In all, U.S. ad expenditures were up 10% in February. Television was up 5%. Out-of-home advertising was up 10%. SMI captures 80% of total national U.S. agency spend exclusively from the booking systems of five of the six global media holding groups, as well as leading independents. Digital now makes up 27% of total ad spend, rising by 3 points in February compared to 2015.

Internet radio spending was up 63%, social media sites increased 49%, and video sites were up 43%. The top advertiser categories in February were prescription pharmaceuticals (49%), fast food restaurants (30%), and food, produce, and dairy (27%).

6 COMMENTS

  1. Let me put it another way:
    I believe radio is the most shoddily delivered, least exploited and least mature of all professional media.
    Nor is it about the glass being half empty or half full.
    The glass is, indeed, half full.
    But it’s half full of Flint, Michigan’s water.

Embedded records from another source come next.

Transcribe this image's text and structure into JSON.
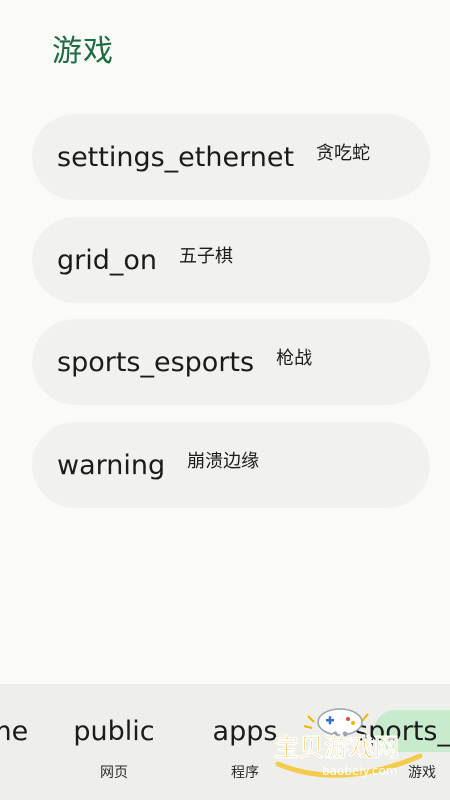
{
  "header": {
    "title": "游戏"
  },
  "games": [
    {
      "icon": "settings_ethernet",
      "label": "贪吃蛇"
    },
    {
      "icon": "grid_on",
      "label": "五子棋"
    },
    {
      "icon": "sports_esports",
      "label": "枪战"
    },
    {
      "icon": "warning",
      "label": "崩溃边缘"
    }
  ],
  "bottom_nav": {
    "items": [
      {
        "icon": "home",
        "label": ""
      },
      {
        "icon": "public",
        "label": "网页"
      },
      {
        "icon": "apps",
        "label": "程序"
      },
      {
        "icon": "sports_esports",
        "label": "游戏",
        "active": true
      }
    ]
  },
  "watermark": {
    "text": "宝贝游戏网",
    "url": "baobeiy.com"
  },
  "colors": {
    "accent": "#1d6b45",
    "card_bg": "#f1f1ee",
    "page_bg": "#fafbf7",
    "nav_bg": "#eeefeb",
    "active_pill": "#c9ebcd"
  }
}
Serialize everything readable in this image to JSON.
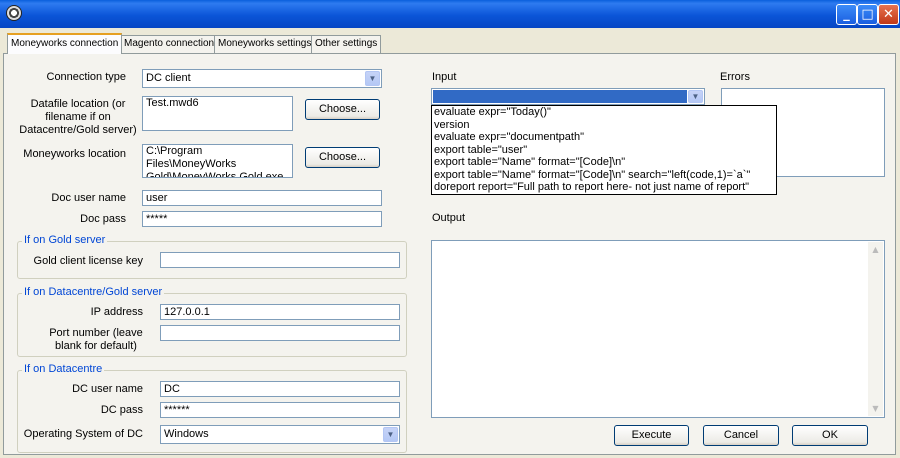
{
  "window": {
    "minimize_glyph": "_",
    "maximize_glyph": "□",
    "close_glyph": "✕"
  },
  "tabs": [
    {
      "label": "Moneyworks connection"
    },
    {
      "label": "Magento connection"
    },
    {
      "label": "Moneyworks settings"
    },
    {
      "label": "Other settings"
    }
  ],
  "connection": {
    "type_label": "Connection type",
    "type_value": "DC client",
    "datafile_label": "Datafile location (or filename if on Datacentre/Gold server)",
    "datafile_value": "Test.mwd6",
    "datafile_choose": "Choose...",
    "mw_location_label": "Moneyworks location",
    "mw_location_value": "C:\\Program Files\\MoneyWorks Gold\\MoneyWorks Gold.exe",
    "mw_location_choose": "Choose...",
    "doc_user_label": "Doc user name",
    "doc_user_value": "user",
    "doc_pass_label": "Doc pass",
    "doc_pass_value": "*****"
  },
  "gold_group": {
    "title": "If on Gold server",
    "license_label": "Gold client license key",
    "license_value": ""
  },
  "dc_gold_group": {
    "title": "If on Datacentre/Gold server",
    "ip_label": "IP address",
    "ip_value": "127.0.0.1",
    "port_label": "Port number (leave blank for default)",
    "port_value": ""
  },
  "dc_group": {
    "title": "If on Datacentre",
    "user_label": "DC user name",
    "user_value": "DC",
    "pass_label": "DC pass",
    "pass_value": "******",
    "os_label": "Operating System of DC",
    "os_value": "Windows"
  },
  "right": {
    "input_label": "Input",
    "input_value": "",
    "errors_label": "Errors",
    "output_label": "Output",
    "input_options": [
      "evaluate expr=\"Today()\"",
      "version",
      "evaluate expr=\"documentpath\"",
      "export table=\"user\"",
      "export table=\"Name\" format=\"[Code]\\n\"",
      "export table=\"Name\" format=\"[Code]\\n\" search=\"left(code,1)=`a`\"",
      "doreport report=\"Full path to report here- not just name of report\""
    ]
  },
  "buttons": {
    "execute": "Execute",
    "cancel": "Cancel",
    "ok": "OK"
  },
  "icons": {
    "app": "app-gear-icon",
    "dropdown": "chevron-down-icon",
    "scroll_up": "arrow-up-icon",
    "scroll_down": "arrow-down-icon"
  }
}
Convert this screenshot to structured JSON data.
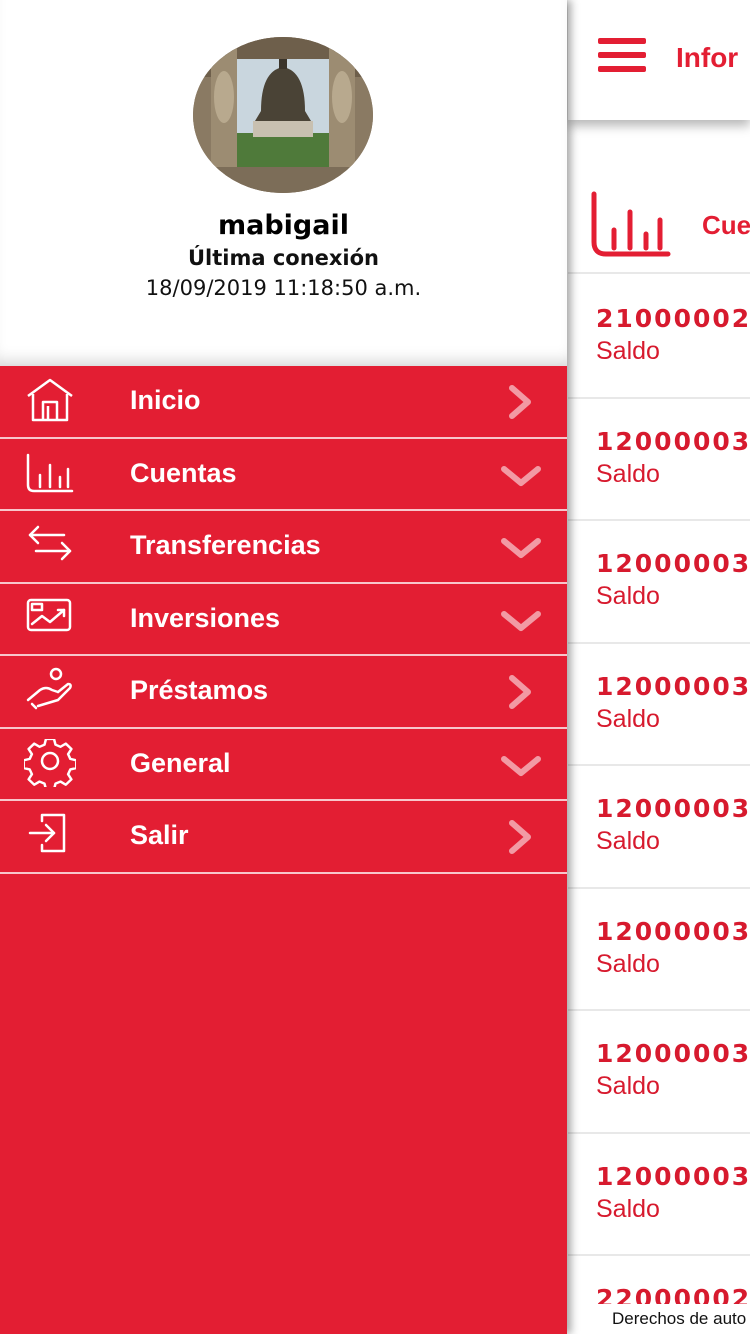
{
  "topbar": {
    "title": "Infor",
    "menu_icon": "hamburger-icon"
  },
  "section": {
    "title": "Cue",
    "icon": "bar-chart-icon"
  },
  "accounts": [
    {
      "number": "21000002",
      "label": "Saldo"
    },
    {
      "number": "12000003",
      "label": "Saldo"
    },
    {
      "number": "12000003",
      "label": "Saldo"
    },
    {
      "number": "12000003",
      "label": "Saldo"
    },
    {
      "number": "12000003",
      "label": "Saldo"
    },
    {
      "number": "12000003",
      "label": "Saldo"
    },
    {
      "number": "12000003",
      "label": "Saldo"
    },
    {
      "number": "12000003",
      "label": "Saldo"
    },
    {
      "number": "22000002",
      "label": ""
    }
  ],
  "footer": {
    "text": "Derechos de auto"
  },
  "profile": {
    "username": "mabigail",
    "last_login_label": "Última conexión",
    "last_login_value": "18/09/2019 11:18:50 a.m."
  },
  "menu": [
    {
      "label": "Inicio",
      "icon": "home-icon",
      "chevron": "right"
    },
    {
      "label": "Cuentas",
      "icon": "bar-chart-icon",
      "chevron": "down"
    },
    {
      "label": "Transferencias",
      "icon": "transfer-arrows-icon",
      "chevron": "down"
    },
    {
      "label": "Inversiones",
      "icon": "investment-icon",
      "chevron": "down"
    },
    {
      "label": "Préstamos",
      "icon": "loan-hand-icon",
      "chevron": "right"
    },
    {
      "label": "General",
      "icon": "gear-icon",
      "chevron": "down"
    },
    {
      "label": "Salir",
      "icon": "logout-icon",
      "chevron": "right"
    }
  ],
  "colors": {
    "brand_red": "#e31e33",
    "text_red": "#d71a2e",
    "white": "#ffffff"
  }
}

  2. Shelly: Does that snide, superficial and juvenile comment also mean you can’t answer the question? Why, yes it does.

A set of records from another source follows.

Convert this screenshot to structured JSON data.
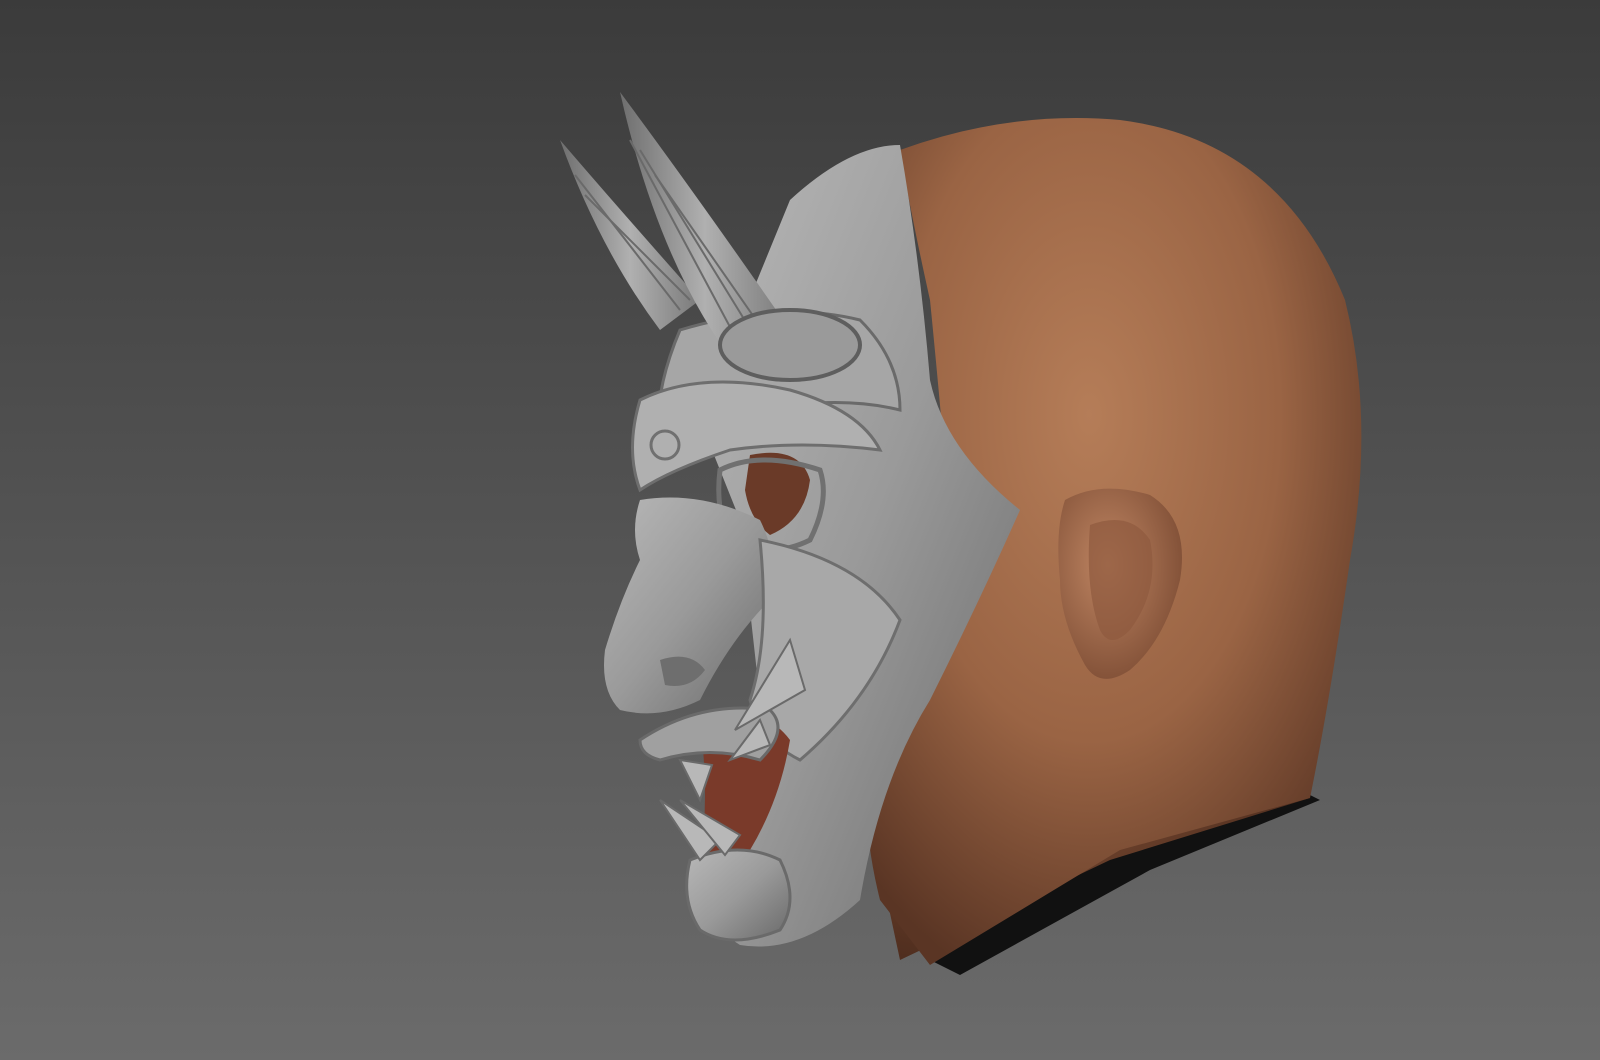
{
  "viewport": {
    "background_top": "#3a3a3a",
    "background_bottom": "#6a6a6a"
  },
  "model": {
    "subject": "head-with-oni-mask",
    "mask_color": "#9c9c9c",
    "mask_highlight": "#c2c2c2",
    "mask_shadow": "#5e5e5e",
    "skin_color": "#a8714e",
    "skin_shadow": "#5a3524",
    "mouth_color": "#7a3a2a",
    "neck_cloth_color": "#111111"
  }
}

  3. Is Shelly really “Polyanna”?
    This “news”, by the way, is akin to celebrating that one of the canaries didn’t die.
    I might also ask of Shelly: What, specifically, has radio done to earn this increase?
    Meanwhile, up ‘ere where da sun don’ shine so much, we know better dan to go out on da hice widout da snowshoe.

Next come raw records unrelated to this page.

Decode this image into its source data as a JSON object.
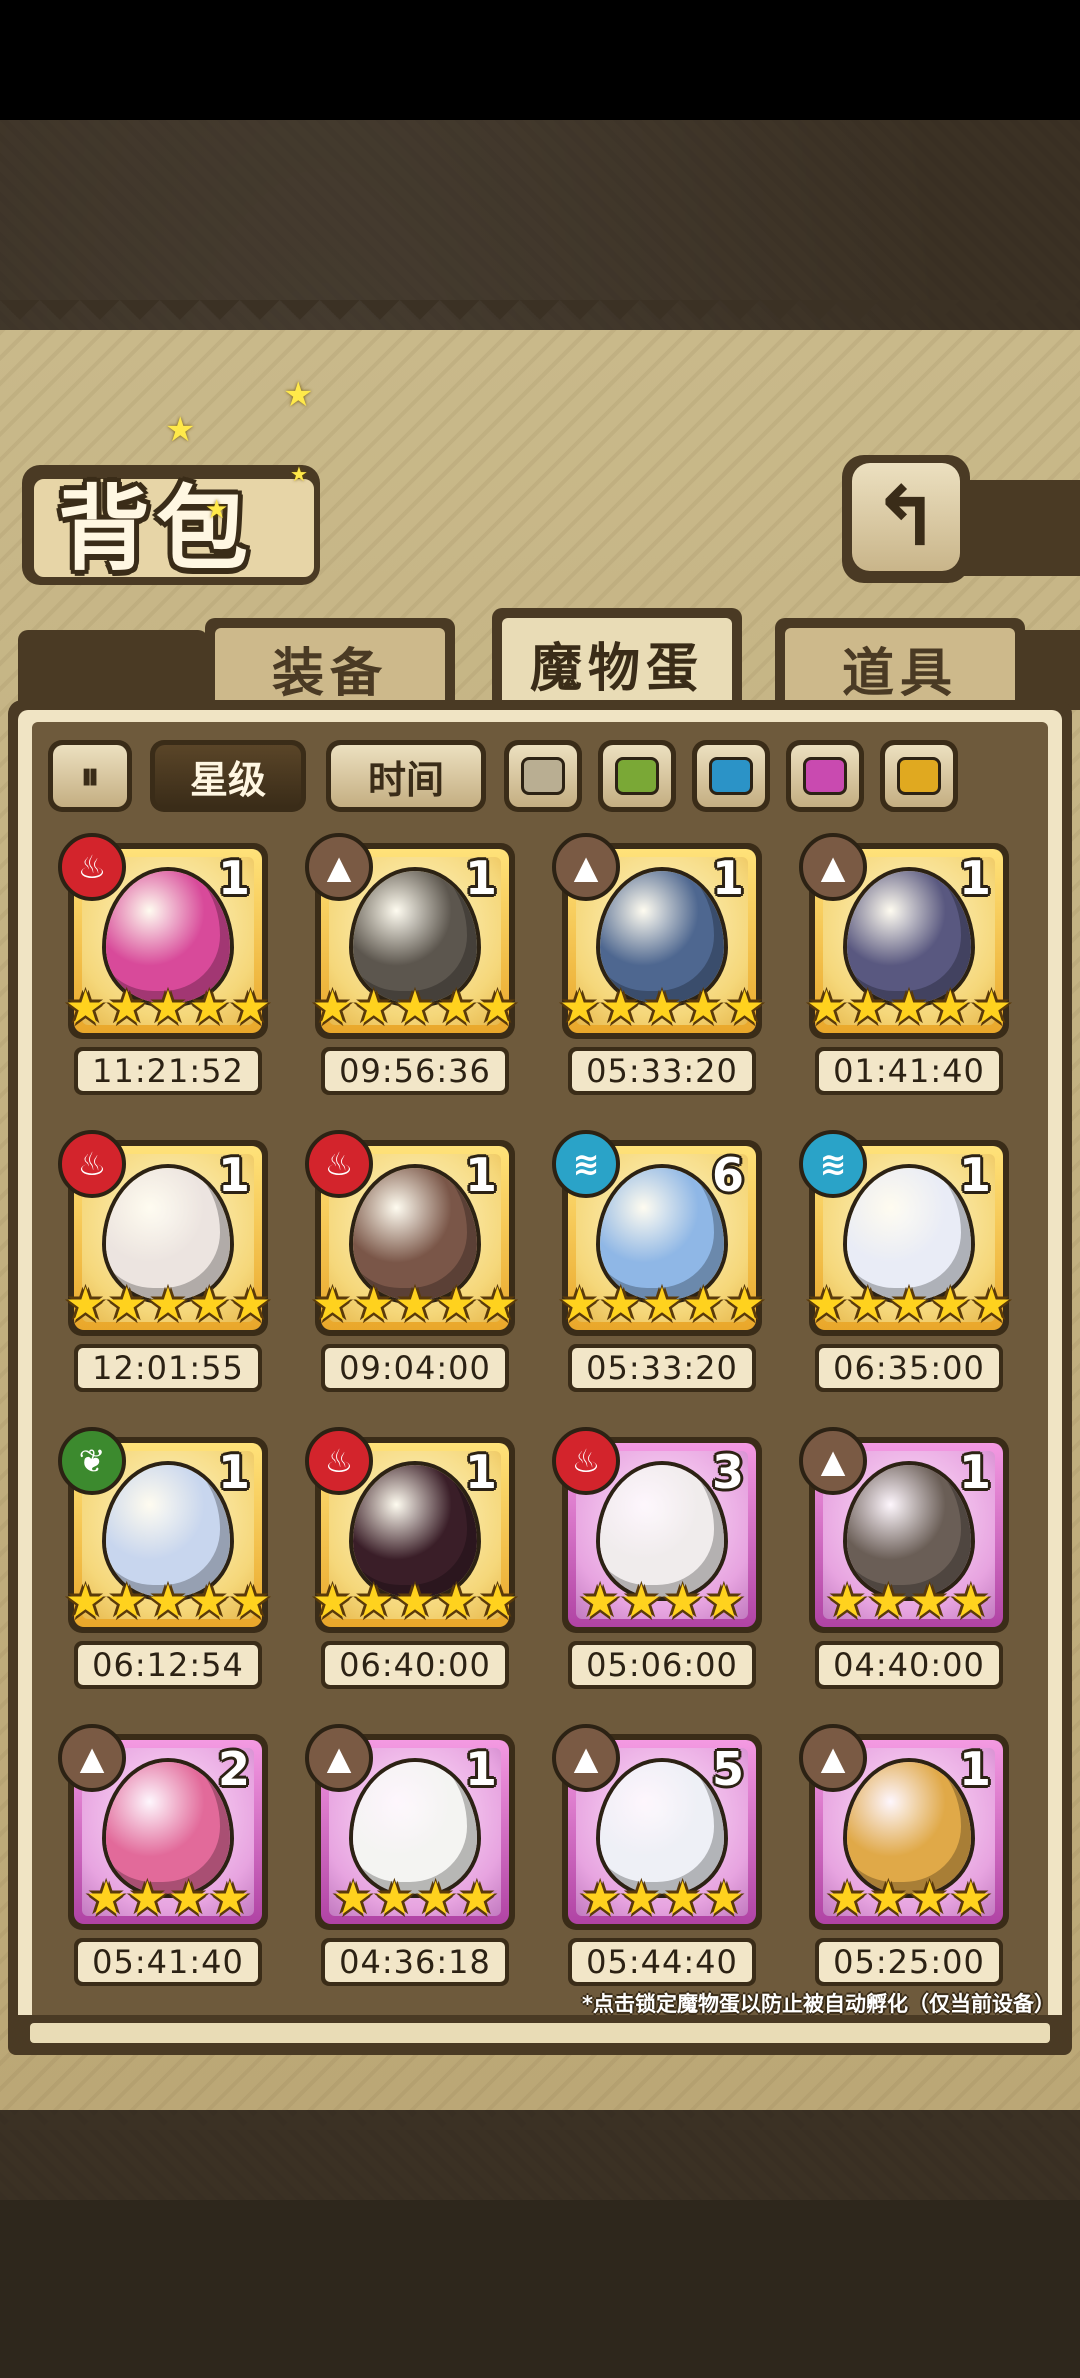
{
  "title": "背包",
  "back_icon": "back-arrow-icon",
  "tabs": [
    {
      "label": "装备",
      "active": false
    },
    {
      "label": "魔物蛋",
      "active": true
    },
    {
      "label": "道具",
      "active": false
    }
  ],
  "filters": {
    "sort_icon": "sort-order-icon",
    "star_label": "星级",
    "time_label": "时间",
    "colors": [
      "#b9ae92",
      "#7aa836",
      "#2b93c7",
      "#c94ab0",
      "#e0a920"
    ]
  },
  "eggs": [
    {
      "element": "fire",
      "count": "1",
      "stars": 5,
      "rarity": "gold",
      "time": "11:21:52",
      "egg_color": "#d84a9a"
    },
    {
      "element": "earth",
      "count": "1",
      "stars": 5,
      "rarity": "gold",
      "time": "09:56:36",
      "egg_color": "#5c564e"
    },
    {
      "element": "earth",
      "count": "1",
      "stars": 5,
      "rarity": "gold",
      "time": "05:33:20",
      "egg_color": "#4e6790"
    },
    {
      "element": "earth",
      "count": "1",
      "stars": 5,
      "rarity": "gold",
      "time": "01:41:40",
      "egg_color": "#595880"
    },
    {
      "element": "fire",
      "count": "1",
      "stars": 5,
      "rarity": "gold",
      "time": "12:01:55",
      "egg_color": "#ece4e0"
    },
    {
      "element": "fire",
      "count": "1",
      "stars": 5,
      "rarity": "gold",
      "time": "09:04:00",
      "egg_color": "#7a5648"
    },
    {
      "element": "water",
      "count": "6",
      "stars": 5,
      "rarity": "gold",
      "time": "05:33:20",
      "egg_color": "#8fb7e6"
    },
    {
      "element": "water",
      "count": "1",
      "stars": 5,
      "rarity": "gold",
      "time": "06:35:00",
      "egg_color": "#e9ecf6"
    },
    {
      "element": "nature",
      "count": "1",
      "stars": 5,
      "rarity": "gold",
      "time": "06:12:54",
      "egg_color": "#c8d6ee"
    },
    {
      "element": "fire",
      "count": "1",
      "stars": 5,
      "rarity": "gold",
      "time": "06:40:00",
      "egg_color": "#3a1e28"
    },
    {
      "element": "fire",
      "count": "3",
      "stars": 4,
      "rarity": "purple",
      "time": "05:06:00",
      "egg_color": "#f0ecec"
    },
    {
      "element": "earth",
      "count": "1",
      "stars": 4,
      "rarity": "purple",
      "time": "04:40:00",
      "egg_color": "#6a5e56"
    },
    {
      "element": "earth",
      "count": "2",
      "stars": 4,
      "rarity": "purple",
      "time": "05:41:40",
      "egg_color": "#e26a9a"
    },
    {
      "element": "earth",
      "count": "1",
      "stars": 4,
      "rarity": "purple",
      "time": "04:36:18",
      "egg_color": "#f4f4f2"
    },
    {
      "element": "earth",
      "count": "5",
      "stars": 4,
      "rarity": "purple",
      "time": "05:44:40",
      "egg_color": "#eef0f6"
    },
    {
      "element": "earth",
      "count": "1",
      "stars": 4,
      "rarity": "purple",
      "time": "05:25:00",
      "egg_color": "#e0a948"
    }
  ],
  "hint": "*点击锁定魔物蛋以防止被自动孵化（仅当前设备）"
}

  4. Ronnie hates it when you print good radio news, Ed. It means Ronnie’s doom and gloom and his solution of hiring him to solve non-existent crises goes up in smoke. “What hand did radio have in generating these numbers?”, he asks. Huh? I’d say all of it.
    And before a bean-counter gives the credit to the increase to political advertising….of course. Politicians know radio works. They buy a lot of it. As does Home Depot, Walgreen’s, Geico, McDonald’s and a host or other companies who know much more about media and advertising than Ronnie ever will. Follow the money, not the production guy from up ‘dere

  5. Does this mean CBS is snatching their properties back off the market?
    Are there high-fives this morning over to the corporate headquarters of Cumulus and iHeart?
    What hand did radio have in generating these numbers? If none, we are still at the mercy of relative economic and internal, strategic factors.
    If true, are these numbers, taken comparatively, any reason to get all up and sniffy?
    To those who would respond with enthusiastic, but vile criticism: Does Pollyanna live here?